There are several methodological problems for estimating the likely impact of changes in patent law on pharmaceuticals as a result of the implementation of the TRIPs Agreement since - among other reasons - there are important differences from country to country in respect of patent laws, the characteristics of the local pharmaceutical industry, income levels and patterns of consumption. In addition, it is difficult to estimate the market share that would be covered by patented products, and estimates on price increases and welfare effects require assumptions on price elasticity for which only scant evidence is available.

Though the results of the various studies undertaken on possible price increases for medicines vary significantly, there is no doubt that patents lead to prices higher than those prevailing without protection. The generation of monopolistic rents is, in fact, the very purpose and essence of the patent system. Hence, while introducing or strengthening patent protection, in conformity with the TRIPs Agreement, its possible social effects, particularly on the low-income population, should be explicitly and carefully considered.
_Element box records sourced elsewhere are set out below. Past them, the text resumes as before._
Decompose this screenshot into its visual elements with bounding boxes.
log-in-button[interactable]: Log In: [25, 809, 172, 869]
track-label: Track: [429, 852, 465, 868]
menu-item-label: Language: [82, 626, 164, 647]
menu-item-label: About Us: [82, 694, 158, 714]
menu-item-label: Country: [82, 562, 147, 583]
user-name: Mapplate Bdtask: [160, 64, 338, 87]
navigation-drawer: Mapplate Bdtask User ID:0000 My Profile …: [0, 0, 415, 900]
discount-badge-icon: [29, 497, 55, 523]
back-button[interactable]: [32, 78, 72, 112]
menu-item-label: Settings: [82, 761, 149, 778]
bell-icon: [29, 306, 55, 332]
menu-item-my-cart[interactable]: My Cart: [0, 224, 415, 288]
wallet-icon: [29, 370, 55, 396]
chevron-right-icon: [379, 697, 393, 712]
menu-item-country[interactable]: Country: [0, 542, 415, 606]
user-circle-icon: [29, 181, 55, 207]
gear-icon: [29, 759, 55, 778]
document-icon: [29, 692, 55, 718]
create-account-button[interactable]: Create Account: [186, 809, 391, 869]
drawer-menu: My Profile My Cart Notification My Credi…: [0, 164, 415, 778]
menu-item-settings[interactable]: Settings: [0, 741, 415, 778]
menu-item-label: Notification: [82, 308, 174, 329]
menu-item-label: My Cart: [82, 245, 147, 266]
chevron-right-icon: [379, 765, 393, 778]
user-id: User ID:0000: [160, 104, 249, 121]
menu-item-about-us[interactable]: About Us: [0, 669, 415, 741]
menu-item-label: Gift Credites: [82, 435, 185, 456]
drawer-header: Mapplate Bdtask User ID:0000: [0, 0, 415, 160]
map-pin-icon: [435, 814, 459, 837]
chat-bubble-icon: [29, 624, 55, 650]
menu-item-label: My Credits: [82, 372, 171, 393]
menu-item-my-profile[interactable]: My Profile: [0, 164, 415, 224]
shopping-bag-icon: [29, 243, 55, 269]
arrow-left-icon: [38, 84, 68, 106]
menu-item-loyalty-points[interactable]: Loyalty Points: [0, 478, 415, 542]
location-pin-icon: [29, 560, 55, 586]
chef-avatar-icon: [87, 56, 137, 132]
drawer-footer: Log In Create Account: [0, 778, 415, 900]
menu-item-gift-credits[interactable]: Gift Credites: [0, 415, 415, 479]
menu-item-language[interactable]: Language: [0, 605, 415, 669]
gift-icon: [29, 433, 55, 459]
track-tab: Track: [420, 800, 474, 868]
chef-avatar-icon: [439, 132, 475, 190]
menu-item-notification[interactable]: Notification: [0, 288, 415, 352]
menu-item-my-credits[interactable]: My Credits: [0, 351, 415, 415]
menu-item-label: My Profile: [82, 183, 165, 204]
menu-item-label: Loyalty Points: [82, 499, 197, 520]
Finally, from a public policy perspective, the possible effects of changes in patent protection on other aspects, such as local innovation, foreign direct investment and transfer of technology, should also be assessed. So far, the available evidence indicates that, in general, a reinforced and expanded protection is not likely to increase the local rate of pharmaceutical Research & Development nor the flows of technology and investments to developing countries.